Does the O space complexity (number_rows + number_cols) for the width search first Grid. This is an attempt to show my reasoning:
For example, the filling question is described here:
The fill algorithm using the first width search (queue) has a space complexity: O (number_rows + number_cols).
Why? Suppose you start from the upper left corner (or the coordinate (0,0)). By going to the right, we will have at most O (number_cols) in the queue. When we reach the end of the column, we can then begin to descend from the (0, 0) coordinate by giving O (number_cows + number_cols) in the queue.

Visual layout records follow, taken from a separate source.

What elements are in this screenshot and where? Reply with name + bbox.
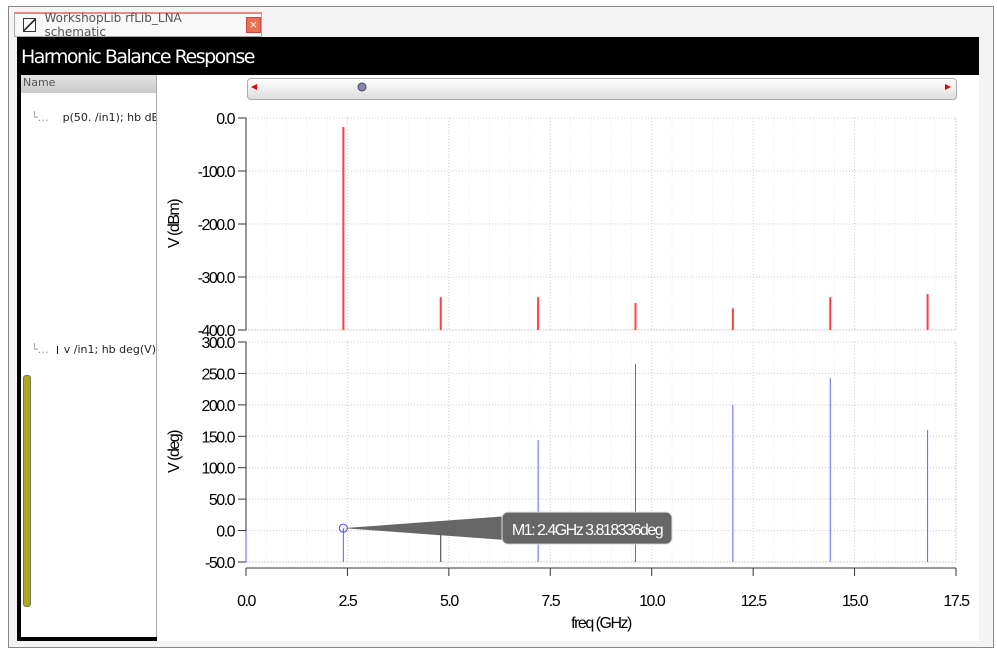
y-tick-label: -200.0 [198, 217, 236, 234]
schematic-icon [23, 18, 37, 32]
x-tick-label: 17.5 [943, 593, 970, 610]
marker-label: M1: 2.4GHz 3.818336deg [512, 522, 663, 539]
window-title: Harmonic Balance Response [21, 46, 255, 68]
x-tick-label: 2.5 [339, 593, 358, 610]
y-tick-label: -100.0 [198, 164, 236, 181]
y-tick-label: -50.0 [205, 555, 236, 572]
chart-svg: 0.0-100.0-200.0-300.0-400.0V (dBm)300.02… [166, 82, 972, 632]
y-axis-label: V (deg) [166, 430, 183, 473]
x-tick-label: 5.0 [440, 593, 459, 610]
tab-schematic[interactable]: WorkshopLib rfLib_LNA schematic × [14, 11, 262, 39]
x-tick-label: 15.0 [842, 593, 869, 610]
waveform-window: Harmonic Balance Response Name └… p(50. /… [17, 37, 979, 641]
name-column-header[interactable]: Name [21, 75, 156, 93]
y-tick-label: 250.0 [201, 366, 235, 383]
y-tick-label: 150.0 [201, 429, 235, 446]
plot-area: 0.0 -100.0 -200.0 -300.0 -400.0 V (dBm) 300.0 2… [157, 75, 979, 641]
x-tick-label: 12.5 [741, 593, 768, 610]
y-tick-label: 0.0 [216, 111, 235, 128]
y-tick-label: 0.0 [216, 524, 235, 541]
legend-panel: Name └… p(50. /in1); hb dB └… v /in1; hb d… [21, 75, 157, 637]
blue-swatch [56, 345, 58, 354]
x-tick-label: 7.5 [541, 593, 560, 610]
scroll-thumb-handle [357, 82, 367, 92]
tab-title: WorkshopLib rfLib_LNA schematic [44, 11, 182, 39]
scroll-right-arrow [945, 84, 951, 90]
strip-scrollbar[interactable] [23, 375, 31, 607]
close-icon[interactable]: × [245, 17, 261, 33]
legend-label: v /in1; hb deg(V) [63, 343, 156, 356]
y-tick-label: -300.0 [198, 270, 236, 287]
legend-item-phase[interactable]: └… v /in1; hb deg(V) [31, 343, 156, 356]
x-axis-label: freq (GHz) [571, 615, 632, 632]
x-tick-label: 10.0 [639, 593, 666, 610]
x-tick-label: 0.0 [237, 593, 256, 610]
y-tick-label: 50.0 [209, 492, 236, 509]
y-tick-label: 100.0 [201, 461, 235, 478]
y-tick-label: 200.0 [201, 398, 235, 415]
scroll-left-arrow [251, 84, 257, 90]
legend-label: p(50. /in1); hb dB [62, 111, 156, 124]
y-tick-label: 300.0 [201, 335, 235, 352]
legend-item-power[interactable]: └… p(50. /in1); hb dB [31, 111, 156, 124]
y-axis-label: V (dBm) [166, 199, 183, 248]
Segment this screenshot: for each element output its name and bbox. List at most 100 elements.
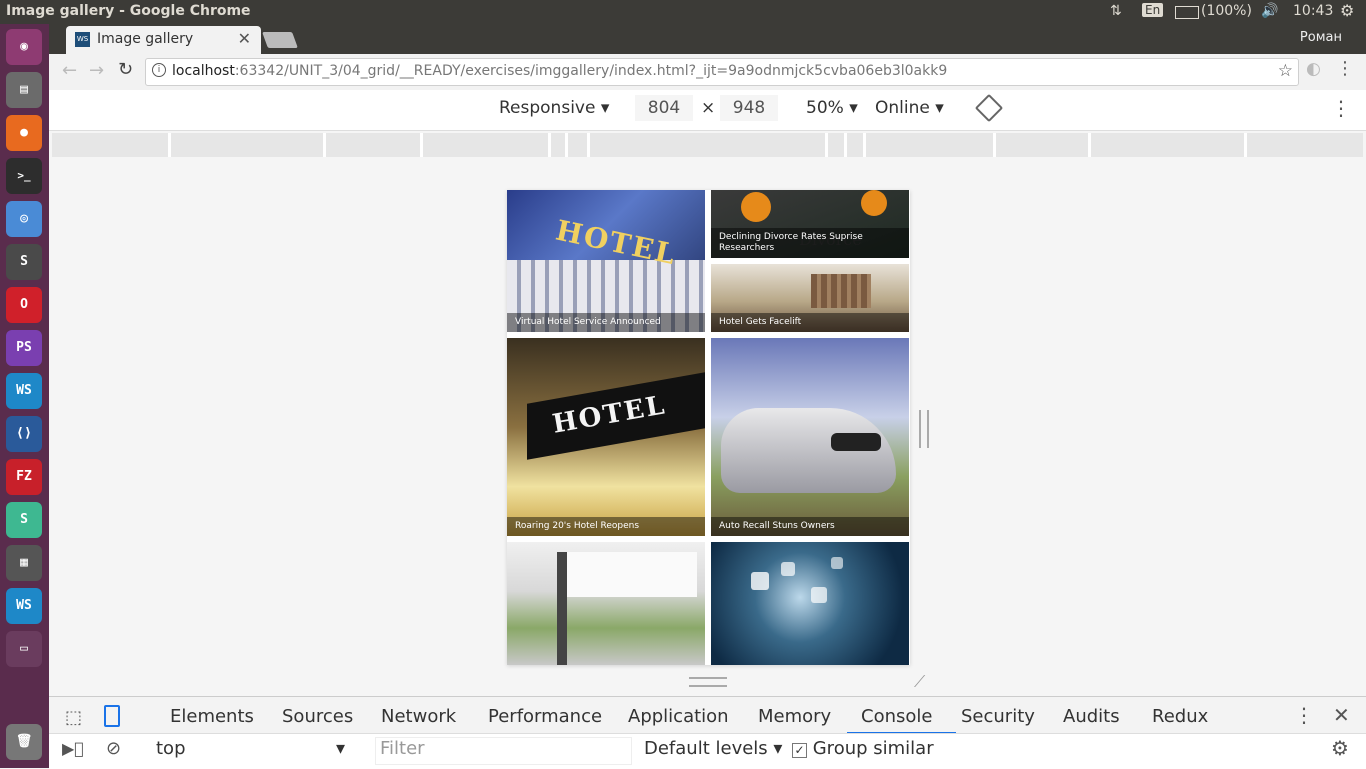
tab-elements[interactable]: Elements	[170, 706, 254, 727]
car-grille	[831, 433, 881, 451]
tab-sources[interactable]: Sources	[282, 706, 353, 727]
device-select[interactable]: Responsive ▾	[499, 98, 609, 118]
viewport-resize-handle-right[interactable]	[919, 410, 929, 448]
system-gear-icon[interactable]: ⚙	[1340, 1, 1354, 20]
paper-figure	[741, 192, 771, 222]
gallery-card[interactable]: HOTEL Virtual Hotel Service Announced	[507, 190, 705, 332]
tab-application[interactable]: Application	[628, 706, 729, 727]
gallery-card[interactable]	[711, 542, 909, 665]
floating-square	[831, 557, 843, 569]
new-tab-button[interactable]	[262, 32, 298, 48]
viewport-resize-corner-icon[interactable]: ⟋	[914, 672, 925, 692]
chrome-menu-icon[interactable]: ⋮	[1336, 58, 1354, 79]
vscode-icon[interactable]: ⟨⟩	[6, 416, 42, 452]
url-path: :63342/UNIT_3/04_grid/__READY/exercises/…	[234, 63, 948, 79]
close-devtools-icon[interactable]: ✕	[1333, 703, 1350, 727]
os-top-panel: Image gallery - Google Chrome ⇅ En (100%…	[0, 0, 1366, 24]
tab-redux[interactable]: Redux	[1152, 706, 1208, 727]
firefox-icon[interactable]: ●	[6, 115, 42, 151]
filezilla-icon[interactable]: FZ	[6, 459, 42, 495]
gallery-card[interactable]: HOTEL Roaring 20's Hotel Reopens	[507, 338, 705, 536]
phpstorm-icon[interactable]: PS	[6, 330, 42, 366]
throttling-select[interactable]: Online ▾	[875, 98, 944, 118]
devtools-menu-icon[interactable]: ⋮	[1294, 703, 1314, 727]
battery-percent: (100%)	[1201, 3, 1252, 19]
dimension-separator: ×	[701, 98, 716, 118]
emulated-viewport: HOTEL Virtual Hotel Service Announced Di…	[507, 190, 910, 665]
console-settings-icon[interactable]: ⚙	[1331, 736, 1349, 760]
extension-icon[interactable]: ◐	[1306, 59, 1321, 79]
keyboard-layout-indicator[interactable]: En	[1142, 3, 1164, 17]
favicon-icon: WS	[75, 32, 90, 47]
close-tab-icon[interactable]: ✕	[238, 29, 251, 48]
site-info-icon[interactable]: i	[152, 63, 166, 77]
gallery-card[interactable]: Hotel Gets Facelift	[711, 264, 909, 332]
address-bar[interactable]: i localhost:63342/UNIT_3/04_grid/__READY…	[145, 58, 1299, 86]
device-mode-icon[interactable]	[104, 705, 120, 727]
device-toolbar: Responsive ▾ 804 × 948 50% ▾ Online ▾ ⋮	[49, 90, 1366, 131]
card-caption: Auto Recall Stuns Owners	[711, 517, 909, 536]
opera-icon[interactable]: O	[6, 287, 42, 323]
tab-console[interactable]: Console	[861, 706, 932, 727]
sublime-text-icon[interactable]: S	[6, 244, 42, 280]
gallery-card[interactable]	[507, 542, 705, 665]
viewport-resize-handle-bottom[interactable]	[689, 677, 727, 687]
launcher: ◉ ▤ ● >_ ◎ S O PS WS ⟨⟩ FZ S ▦ WS ▭ 🗑	[0, 24, 49, 768]
video-editor-icon[interactable]: ▦	[6, 545, 42, 581]
network-transfer-icon[interactable]: ⇅	[1110, 3, 1122, 19]
tab-audits[interactable]: Audits	[1063, 706, 1120, 727]
door-frame	[557, 552, 567, 665]
card-caption: Virtual Hotel Service Announced	[507, 313, 705, 332]
inspect-element-icon[interactable]: ⬚	[65, 707, 82, 728]
tab-network[interactable]: Network	[381, 706, 456, 727]
zoom-select[interactable]: 50% ▾	[806, 98, 858, 118]
floating-square	[751, 572, 769, 590]
log-levels-select[interactable]: Default levels ▾	[644, 738, 782, 759]
window-blind	[567, 552, 697, 597]
workspace-switcher-icon[interactable]: ▭	[6, 631, 42, 667]
height-input[interactable]: 948	[720, 95, 778, 121]
floating-square	[781, 562, 795, 576]
console-toolbar: ▶⃞ ⊘ top ▾ Filter Default levels ▾ ✓ Grou…	[49, 733, 1366, 769]
card-caption: Hotel Gets Facelift	[711, 313, 909, 332]
rotate-icon[interactable]	[974, 93, 1004, 123]
tab-performance[interactable]: Performance	[488, 706, 602, 727]
webstorm-icon[interactable]: WS	[6, 373, 42, 409]
forward-icon[interactable]: →	[89, 60, 104, 81]
floating-square	[811, 587, 827, 603]
trash-icon[interactable]: 🗑	[6, 724, 42, 760]
bookmark-star-icon[interactable]: ☆	[1278, 61, 1293, 81]
device-toolbar-menu-icon[interactable]: ⋮	[1331, 96, 1351, 120]
width-input[interactable]: 804	[635, 95, 693, 121]
ubuntu-dash-icon[interactable]: ◉	[6, 29, 42, 65]
webstorm-alt-icon[interactable]: WS	[6, 588, 42, 624]
back-icon[interactable]: ←	[62, 60, 77, 81]
console-filter-input[interactable]: Filter	[375, 737, 632, 765]
room-curtain	[811, 274, 871, 308]
profile-name[interactable]: Роман	[1300, 30, 1342, 45]
slack-icon[interactable]: S	[6, 502, 42, 538]
url-host: localhost	[172, 63, 235, 79]
files-icon[interactable]: ▤	[6, 72, 42, 108]
tab-title: Image gallery	[97, 31, 194, 47]
tab-memory[interactable]: Memory	[758, 706, 831, 727]
browser-tab[interactable]: WS Image gallery ✕	[66, 26, 261, 54]
context-select[interactable]: top ▾	[156, 738, 345, 759]
window-title: Image gallery - Google Chrome	[6, 3, 251, 19]
card-caption: Declining Divorce Rates Suprise Research…	[711, 228, 909, 258]
sidebar-toggle-icon[interactable]: ▶⃞	[62, 739, 84, 758]
terminal-icon[interactable]: >_	[6, 158, 42, 194]
tab-security[interactable]: Security	[961, 706, 1035, 727]
chrome-icon[interactable]: ◎	[6, 201, 42, 237]
media-query-ruler[interactable]	[52, 133, 1363, 157]
clear-console-icon[interactable]: ⊘	[106, 738, 121, 759]
clock[interactable]: 10:43	[1293, 3, 1333, 19]
group-similar-checkbox[interactable]: ✓ Group similar	[792, 738, 934, 759]
card-caption: Roaring 20's Hotel Reopens	[507, 517, 705, 536]
reload-icon[interactable]: ↻	[118, 59, 133, 80]
gallery-card[interactable]: Auto Recall Stuns Owners	[711, 338, 909, 536]
paper-figure	[861, 190, 887, 216]
gallery-card[interactable]: Divorce Declining Divorce Rates Suprise …	[711, 190, 909, 258]
battery-icon[interactable]	[1175, 6, 1199, 19]
volume-icon[interactable]: 🔊	[1261, 3, 1278, 19]
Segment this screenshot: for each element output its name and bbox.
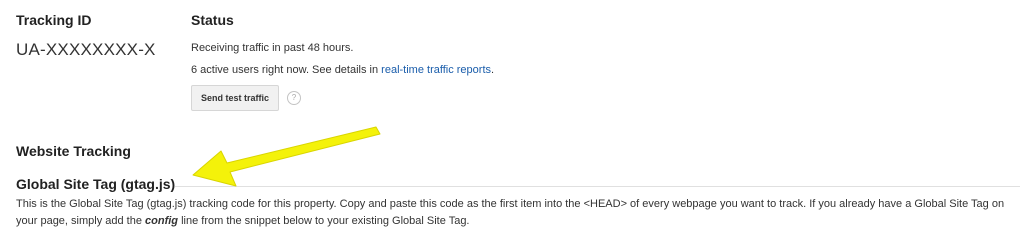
status-active-users-text: 6 active users right now. See details in	[191, 64, 382, 76]
status-receiving-traffic: Receiving traffic in past 48 hours.	[191, 42, 354, 54]
tracking-id-section: Tracking ID UA-XXXXXXXX-X	[16, 12, 156, 60]
status-heading: Status	[191, 12, 234, 28]
section-divider	[175, 186, 1020, 187]
test-traffic-row: Send test traffic ?	[191, 85, 494, 111]
tracking-id-value: UA-XXXXXXXX-X	[16, 40, 156, 59]
global-site-tag-description: This is the Global Site Tag (gtag.js) tr…	[16, 196, 1022, 230]
global-site-tag-heading: Global Site Tag (gtag.js)	[16, 176, 176, 192]
real-time-reports-link[interactable]: real-time traffic reports	[381, 64, 491, 76]
pointer-arrow-shape	[192, 126, 381, 187]
website-tracking-heading: Website Tracking	[16, 143, 131, 159]
send-test-traffic-button[interactable]: Send test traffic	[191, 85, 280, 111]
description-config-keyword: config	[145, 215, 179, 227]
status-active-users: 6 active users right now. See details in…	[191, 64, 494, 76]
status-section: Status Receiving traffic in past 48 hour…	[191, 12, 494, 111]
description-text-end: line from the snippet below to your exis…	[178, 215, 470, 227]
status-active-users-suffix: .	[491, 64, 495, 76]
help-icon[interactable]: ?	[287, 91, 302, 105]
tracking-id-heading: Tracking ID	[16, 12, 92, 28]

Then, is it true that most of the questions for which we use a deep search in width on a grid lead to a spatial complexity of O (number_rows + number_cols). For example:
- Fill in the question above,
- Maze where you have to find the shortest
way from beginning to end,
- Search the number of islands (reference below)
But for 3) to find the number of islets, it seems that some people say that the time complexity is O (number_rows * number_cols) from https://stackoverflow.com/questions/50901203/dfs-and-bfs-time -and-space-complexities-of-number-of-islands-on-leetetcode
On the other hand, I would assume that the spatial complexity of dfs on a grid is O (number_rows * number_cols)
The questions are as follows on the basis of the above:
- Is the spatial complexity of width first a search on a grid: O (number_rows + number_cols)?
- Is the spatial complexity of the depth first searched on a grid: O (number_rows * number_cols)?